Anne McKnight of East Asian languages and cultures teaches “Modernology: Words, Images and Things in Modern Japan.” Students examine Japanese culture through the lens of cuisine. In addition to working in a community garden near campus – small, urban gardens are pervasive in modern Japanese culture – students are keeping a class blog and dining at restaurants nearby to capture the flavor and experience of Japanese cooking.

Field trips to Little Tokyo, L.A.’s Japanese district, are another key component of the course. Visiting authentic Japanese restaurants in the neighborhood, accompanied by an instructor or teaching assistant, students practice their Japanese and familiarize themselves with the country’s cuisine.

“The first restaurant we went to was an izakaya,” Barrios said. Students sat on tatami mats and took off their shoes to eat. Barrios sampled a fried octopus dish, which was new to her.

“It’s nice to be able to take what we learned in class and use it in a social setting,” Katekaru said.

Toyosawa, who is originally from Japan, said in many ways L.A.’s vibrant Japanese community makes the city an ideal place to immerse oneself in Japan’s everyday life and culture.

“Here you can walk into restaurants or a hair salon, and people are speaking Japanese,” Toyosawa said. “In L.A., you can participate in these cultural encounters and feel as if you’re in Japan.”

To help simulate the homestays with Japanese families students would have experienced, a teaching assistant who is a native Japanese speaker is available nightly to speak with students in Japanese in the lounge of the Century Apartments at USC where they are staying during the course.
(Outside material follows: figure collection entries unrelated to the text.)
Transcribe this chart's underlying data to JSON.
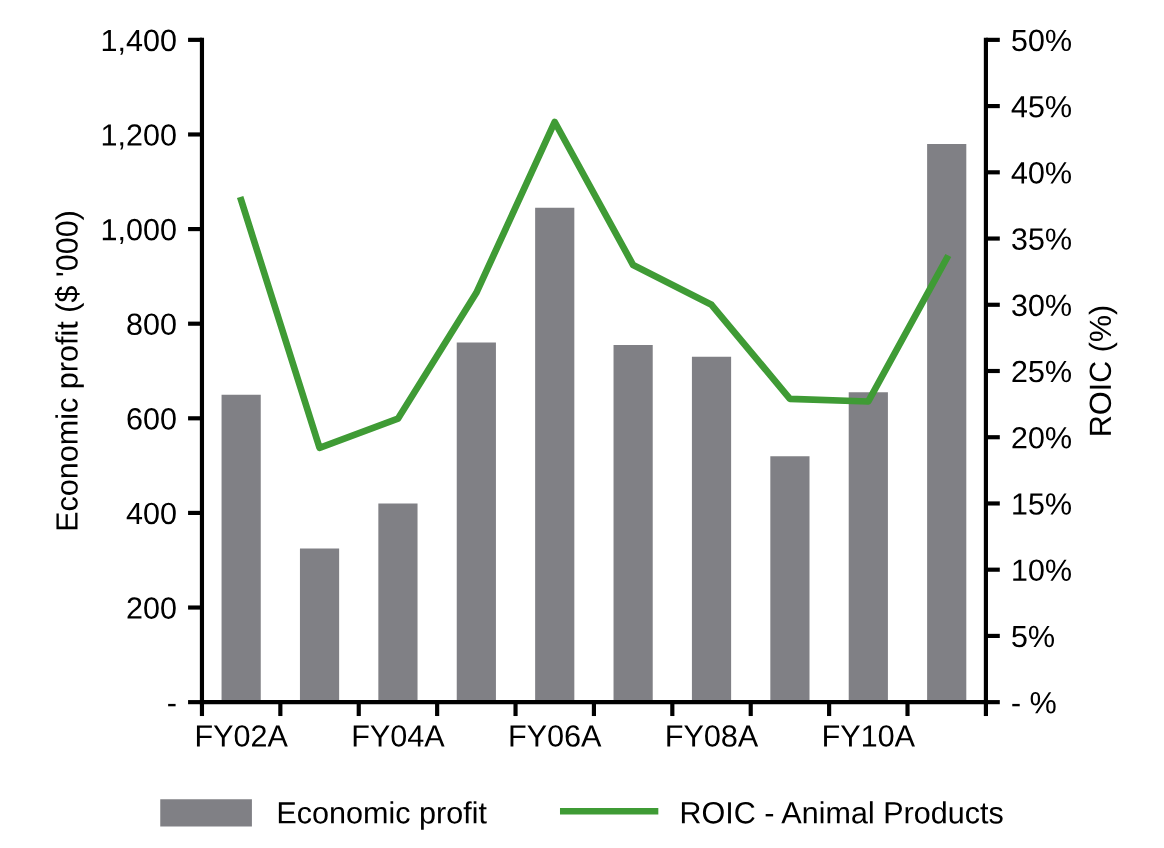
{
  "chart_data": {
    "type": "bar",
    "categories": [
      "FY02A",
      null,
      "FY04A",
      null,
      "FY06A",
      null,
      "FY08A",
      null,
      "FY10A",
      null
    ],
    "series": [
      {
        "name": "Economic profit",
        "color": "#808085",
        "values": [
          650,
          325,
          420,
          760,
          1045,
          755,
          730,
          520,
          655,
          1180
        ]
      },
      {
        "name": "ROIC - Animal Products",
        "type": "line",
        "axis": "y2",
        "color": "#3f9b35",
        "values": [
          37.9,
          19.2,
          21.4,
          30.9,
          43.8,
          33.0,
          30.0,
          22.9,
          22.7,
          33.5
        ]
      }
    ],
    "ylabel": "Economic profit ($ '000)",
    "y2label": "ROIC (%)",
    "ylim": [
      0,
      1400
    ],
    "yticks": [
      {
        "value": 0,
        "label": "-"
      },
      200,
      400,
      600,
      800,
      {
        "value": 1000,
        "label": "1,000"
      },
      {
        "value": 1200,
        "label": "1,200"
      },
      {
        "value": 1400,
        "label": "1,400"
      }
    ],
    "y2lim": [
      0,
      50
    ],
    "y2ticks": [
      {
        "value": 0,
        "label": "- %"
      },
      {
        "value": 5,
        "label": "5%"
      },
      {
        "value": 10,
        "label": "10%"
      },
      {
        "value": 15,
        "label": "15%"
      },
      {
        "value": 20,
        "label": "20%"
      },
      {
        "value": 25,
        "label": "25%"
      },
      {
        "value": 30,
        "label": "30%"
      },
      {
        "value": 35,
        "label": "35%"
      },
      {
        "value": 40,
        "label": "40%"
      },
      {
        "value": 45,
        "label": "45%"
      },
      {
        "value": 50,
        "label": "50%"
      }
    ],
    "legend": "bottom"
  }
}
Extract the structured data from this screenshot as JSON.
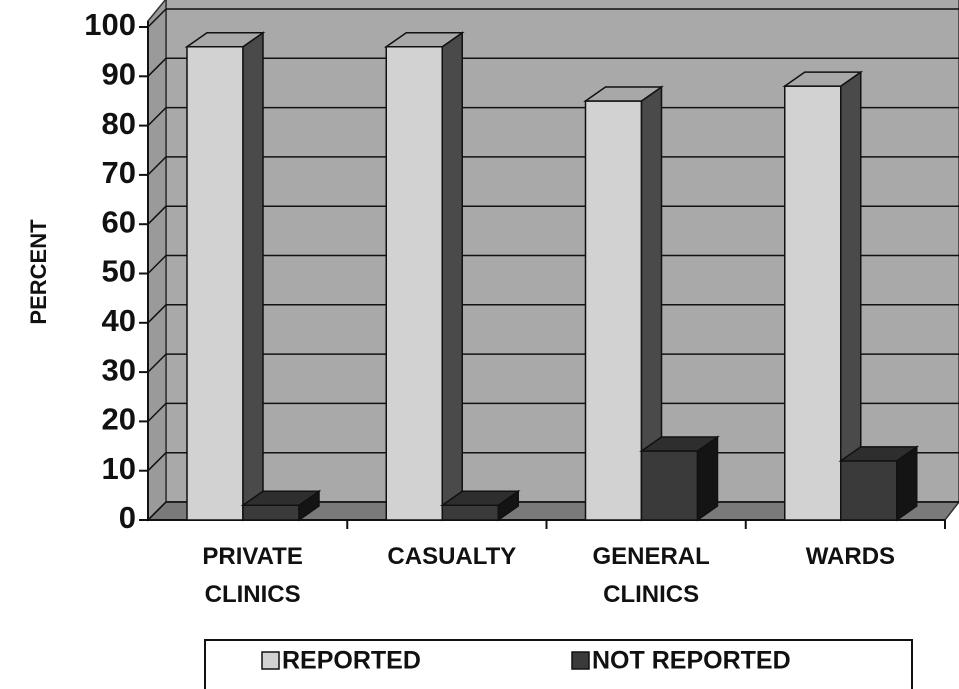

“Our goal is to keep the flow of the language immersion going beyond the classroom,” Cody explained.

While the course was developed in response to a unique situation, Cody believes it offers USC Dornsife a potential model for on-campus cultural immersion programs in the future.  “For us it’s a great learning experience,” she said.

Barrios said she is glad USC Dornsife took the leap and offered her and her classmates an alternate cultural and academic experience.

“The intensive Japanese course I wanted from TIU I’m getting here,” she said. “I think it’s a great alternative.”

Cody said that while it was no easy task putting together a program with just a couple of weeks notice, it showed the absolute dedication that USC Dornsife’s faculty and staff have for students.

“Everyone treated these students as if they were their own children. They were going to get them the best possible experience they could,” Cody said.

“That’s really what the Trojan Family is all about.”